Het voorval maakt duidelijk dat de sektarische dimensie van de onrust in de kiem reeds in het begin aanwezig was. Deze sektarische dimensie is toegenomen nadat allerlei radicale geestelijken via Arabische satellietzenders de haat jegens de ander begonnen te prediken.
De beruchtste prediker is sjeik Adnan al-Arur.

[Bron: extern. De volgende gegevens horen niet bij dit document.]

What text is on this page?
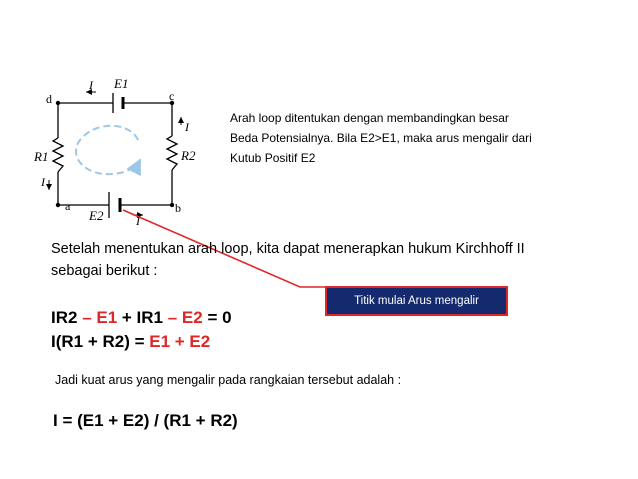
E1
E2
R1	R2
d	c
a	b
I
I
I
I
Arah loop ditentukan dengan membandingkan besar
Beda Potensialnya. Bila E2>E1, maka arus mengalir dari
Kutub Positif E2
Setelah menentukan arah loop, kita dapat menerapkan hukum Kirchhoff II
sebagai berikut :
Titik mulai Arus mengalir
IR2 – E1 + IR1 – E2 = 0
I(R1 + R2) = E1 + E2
Jadi kuat arus yang mengalir pada rangkaian tersebut adalah :
I = (E1 + E2) / (R1 + R2)
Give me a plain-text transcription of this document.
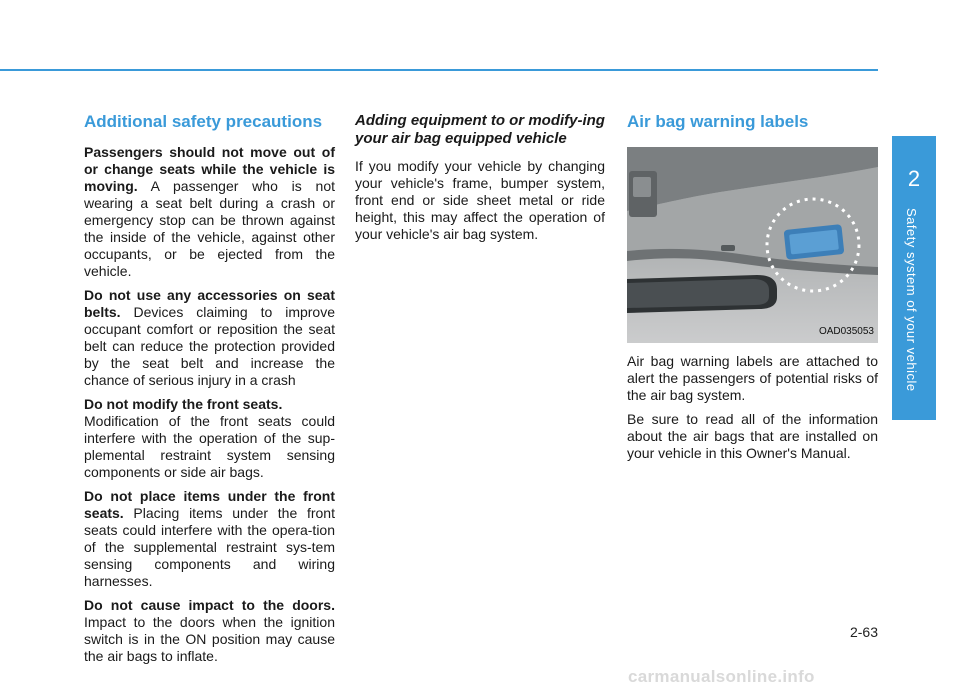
Additional safety precautions

Passengers should not move out of or change seats while the vehicle is moving. A passenger who is not wearing a seat belt during a crash or emergency stop can be thrown against the inside of the vehicle, against other occupants, or be ejected from the vehicle.

Do not use any accessories on seat belts. Devices claiming to improve occupant comfort or reposition the seat belt can reduce the protection provided by the seat belt and increase the chance of serious injury in a crash

Do not modify the front seats.

Modification of the front seats could interfere with the operation of the sup-plemental restraint system sensing components or side air bags.

Do not place items under the front seats. Placing items under the front seats could interfere with the opera-tion of the supplemental restraint sys-tem sensing components and wiring harnesses.

Do not cause impact to the doors. Impact to the doors when the ignition switch is in the ON position may cause the air bags to inflate.

Adding equipment to or modify-ing your air bag equipped vehicle

If you modify your vehicle by changing your vehicle's frame, bumper system, front end or side sheet metal or ride height, this may affect the operation of your vehicle's air bag system.

Air bag warning labels
OAD035053

Air bag warning labels are attached to alert the passengers of potential risks of the air bag system.

Be sure to read all of the information about the air bags that are installed on your vehicle in this Owner's Manual.

2
Safety system of your vehicle
2-63
carmanualsonline.info
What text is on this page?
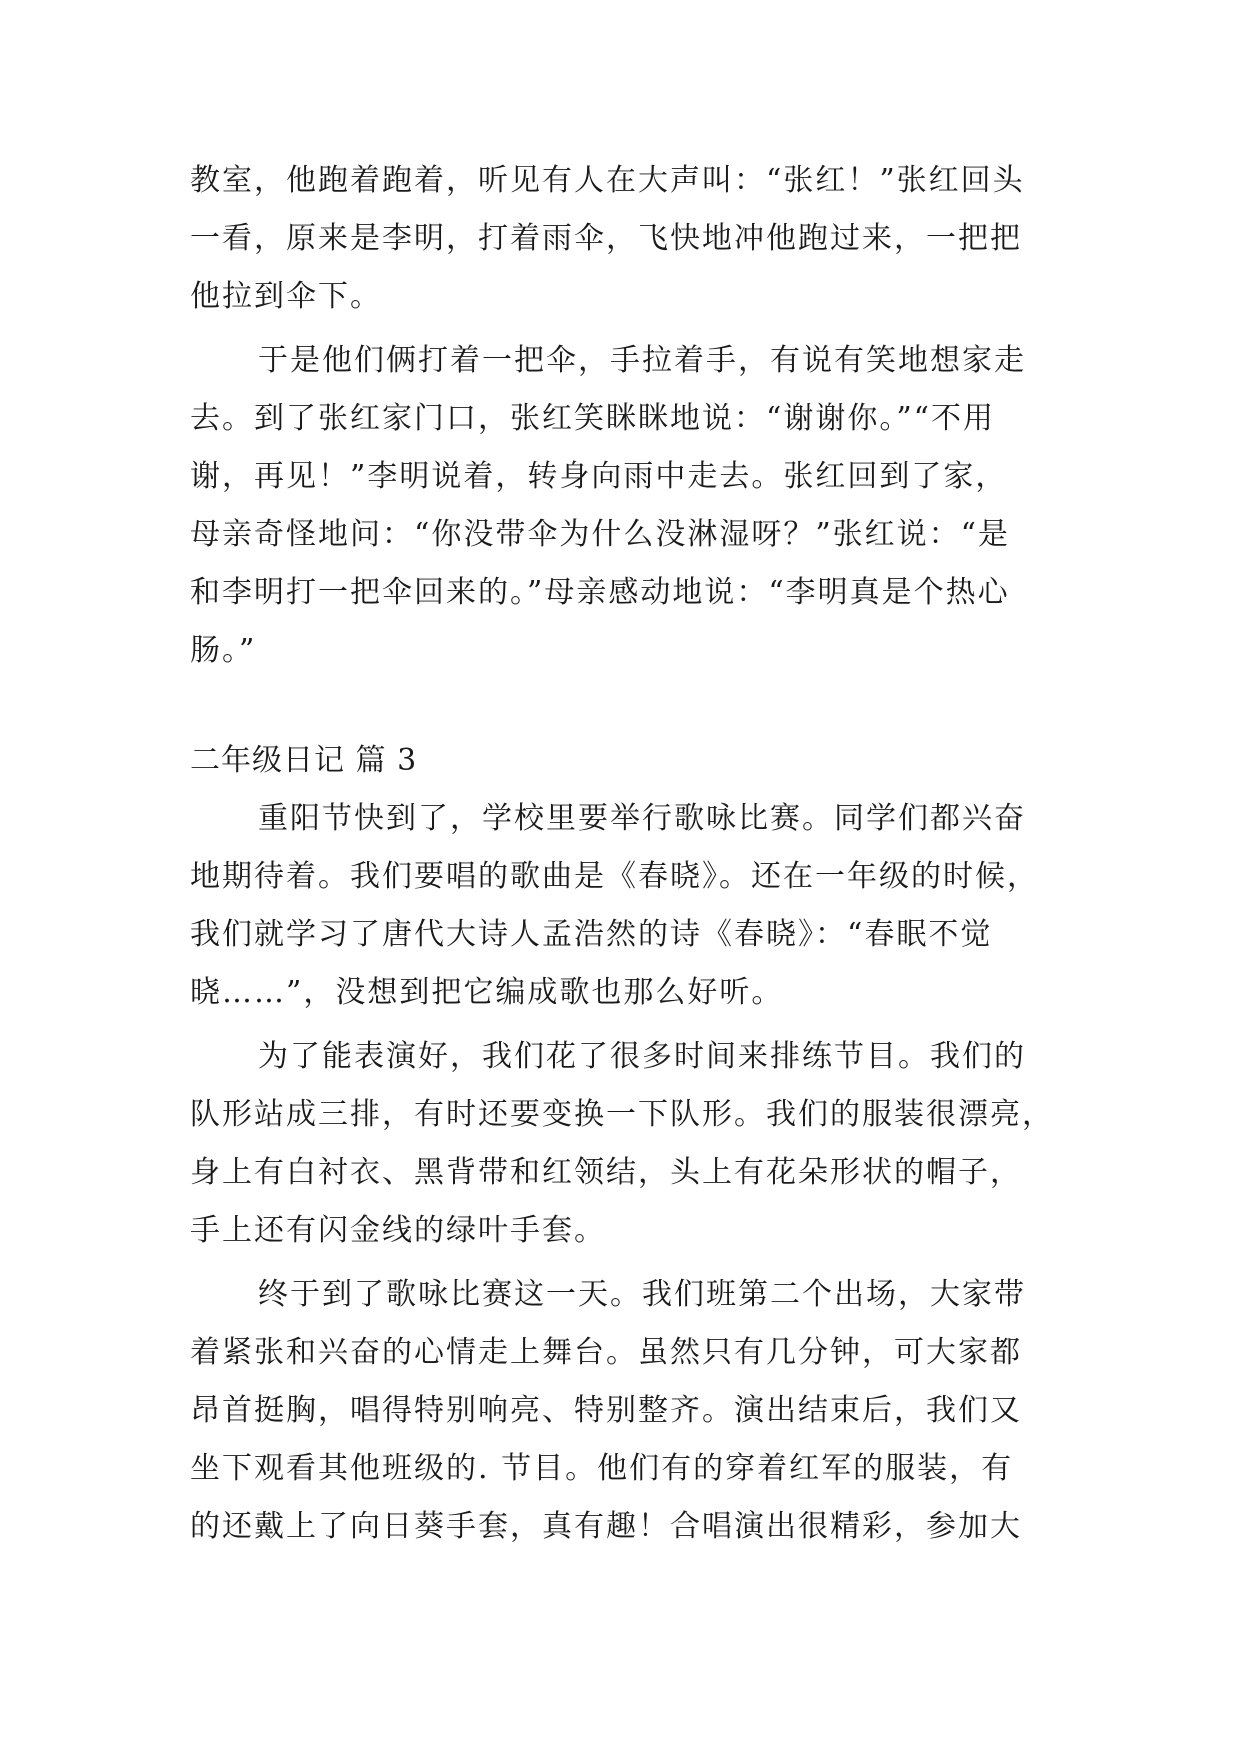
教室，他跑着跑着，听见有人在大声叫：“张红！”张红回头
一看，原来是李明，打着雨伞，飞快地冲他跑过来，一把把
他拉到伞下。
于是他们俩打着一把伞，手拉着手，有说有笑地想家走
去。到了张红家门口，张红笑眯眯地说：“谢谢你。”“不用
谢，再见！”李明说着，转身向雨中走去。张红回到了家，
母亲奇怪地问：“你没带伞为什么没淋湿呀？”张红说：“是
和李明打一把伞回来的。”母亲感动地说：“李明真是个热心
肠。”
二年级日记 篇 3
重阳节快到了，学校里要举行歌咏比赛。同学们都兴奋
地期待着。我们要唱的歌曲是《春晓》。还在一年级的时候，
我们就学习了唐代大诗人孟浩然的诗《春晓》：“春眠不觉
晓……”，没想到把它编成歌也那么好听。
为了能表演好，我们花了很多时间来排练节目。我们的
队形站成三排，有时还要变换一下队形。我们的服装很漂亮，
身上有白衬衣、黑背带和红领结，头上有花朵形状的帽子，
手上还有闪金线的绿叶手套。
终于到了歌咏比赛这一天。我们班第二个出场，大家带
着紧张和兴奋的心情走上舞台。虽然只有几分钟，可大家都
昂首挺胸，唱得特别响亮、特别整齐。演出结束后，我们又
坐下观看其他班级的. 节目。他们有的穿着红军的服装，有
的还戴上了向日葵手套，真有趣！合唱演出很精彩，参加大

Hij liet de alevieten weten dat ze na de overwinning van de revolutie „allen in stukken zouden worden gehakt en aan de honden gevoerd.”
Uit dergelijke videoboodschappen maken ook Syrische christenen op dat hun toekomst in Syrië direct verbonden is met het lot van de Syrische president.
Dat ondervinden veel christenen overigens ook aan den lijve. In de kerk die ik iedere zondag bezocht in Damascus doken plotseling allerlei onbekende gezichten op. Het bleken christenen te zijn die de stad Homs waren ontvlucht. Van de oorspronkelijke 80.000 man tellende christelijke gemeenschap in Homs is niets meer over.
Ook in Aleppo is de situatie zorgelijk. Enkele weken geleden publiceerde het rooms-katholieke persbureau Fides een brief van een pastor uit de Syrische stad. Deze droeg de veelzeggende titel ”Als christen leven in de hel van Aleppo”. De pastor beschrijft hoe de christelijke wijken van Aleppo zijn omringd door gewapende rebellen. De jihadisten onder de rebellen „schieten op huizen van christenen, dwingen hen te vluchten, om vervolgens de bezittingen van christenen te roven”, aldus de pastor.
Het geweld in Aleppo houdt aan. Vorige week vrijdag ontplofte een zware bom vlak bij de Syrisch-orthodoxe kerk in Aleppo. Niet alleen de kerk, ook een nabijgelegen ziekenhuis en een bejaardenhuis raakten zwaar beschadigd. De berichten spreken over tussen de twintig en de tachtig doden.
Christenen zijn verlamd van angst. Wie de mogelijkheid heeft, vlucht naar elders. Er circuleren berichten dat veel christenen westwaarts trekken richting Latakia en Tartus, waar het nog relatief veilig is.
In sommige media wordt christenen verweten dat ze welbewust de verkeerde zijde hebben gekozen. Er wordt echter voorbijgegaan aan de beweegredenen die christenen en andere religieuze minderheden hiervoor hebben. Er zijn talloze voorbeelden bekend van Syriërs die door de rebellen werden geëxecuteerd omdat ze loyaal waren aan het regime. Ze worden voor het gemak als ”shabihah” (aan het regime gelieerde milities) betiteld, zonder dat hier enig bewijs voor was en alsof dat hun moord rechtvaardigde.
Tegen deze achtergrond klinken de onheilspellende woorden van Galbraith.